Semar Dawuh
Mengapa
harus tokoh Semar, Bima, dan Arjuna yang saya munculkan dalam lukisan
ini?
Menurut Budayawan kondang Indonesia, Emha
Ainun Nadjib dan Sujiwo Tejo, bahwa setelah Presiden Gus Dur menghadap Sang
Kuasa Indonesia tak punya lagi tokoh Semar.
Meskipun kita tak mampu menjadi Semar, namun hadirkanlah peran Semar dalam
dirimu sebagai moderator yang akan mengatur kapan kau akan memunculkan sifat
Bagong: Kritis, Gareng: Apatis, atau Petruk: Easy going (Sujiwo Tejo), agar
hidupmu menjadi seimbang.
Raden Werkudara/Bima dan Raden
Janaka/Arjuna dalam wiracarita Mahabarata merupakan kekuatan inti Pandawa,
dimana pemerintahan Yudhistira akan pincang tanpa keduanya ibarat lembaga
legislatif tanpa lembaga eksekutif dan yudikatif. Begitupun dalam Pancasila.

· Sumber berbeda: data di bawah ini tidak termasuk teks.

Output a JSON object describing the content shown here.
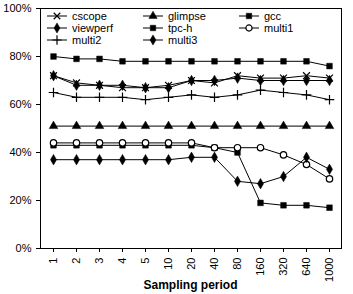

Kedua tokoh sebagai simbol sila kedua dan ketiga ini merupakan inti dari
Pancasila yang didasari oleh ketuhanan yang maha esa. Pengamalannya haruslah
dilakukan dalam kehidupan sehari-hari untuk mewujudkan tujuan Pancasila yakni
sila kelima (keadilan sosial bagi seluruh rakyat Indonesia) yang ditempuh
melalui sila keempat (musyawarah/demokrasi).
Bagi yang berkeyakinan islam dapat pula
diartikan bahwa kedua tokoh sebagai simbol rukun Islam yang kedua dan ketiga,
dimana keduanya merupakan kekuatan inti keimanan. Dibuktikan dengan banyaknya
ayat yang menyebutkan solat dan zakat secara bersamaan.
Apa yang didawuhkan Semar kepada kedua
pengeran?
"Bila kau ingin menjalani hidup mulia,
letakkan keinginanmu disini (dibawah kaki), dibawah keinginan Tuhanmu." Artinya
bahwa manusia hidup atas kehendak Tuhan, dan untuk sampai kepada Tuhan, manusia
hanya perlu menjalani hidup sesuai kehendak Tuhan. Disini saya sependapat
dengan Ki Dalang Sujiwo Tejo bahwa "tangga menuju langit adalah kepalamu,
maka letakkan kepala/pikiranmu dibawah kakimu untuk diinjak-injak agar kau
sampai ke langit."
Batik motif kangkung setingkes (kangkung,
bunga, dan burung) sengaja saya letakkan di atas sebagai simbol kerukunan hidup
bermasyarakat. Makna ini diperkuat dengan pinggiran batik berupa motif tapis
pucuk rebung khas Lampung, lengkap dengan semboyan propinsi Lampung "Sai
Bumi Ruwai Jurai". Artinya bahwa propinsi Lampung yang didominasi oleh
suku Jawa dan Lampung menerapkan dan harus selalu menjunjung tinggi nilai-nilai
kemanusiaan dan persatuan sehingga tercipta kerukunan hidup bermasyarakat.
Dalam lingkup yang lebih luas, apabila
nilai-nilai luhur Pancasila diterapkan, tentunya "Bhineka Tunggal
Ika" bukan hanya sebatas semboyan bangsa belaka, tetapi merupakan wujud
dari tercapainya tujuan Pancasila itu sendiri sebagaimana yang diharapkan
Mahapatih Gajahmada.
Itulah pesan inti yang ingin
disampaikan lukisan "Semar
Dawuh" kepada saudaraku sebangsa dan setanah air di manapun berada.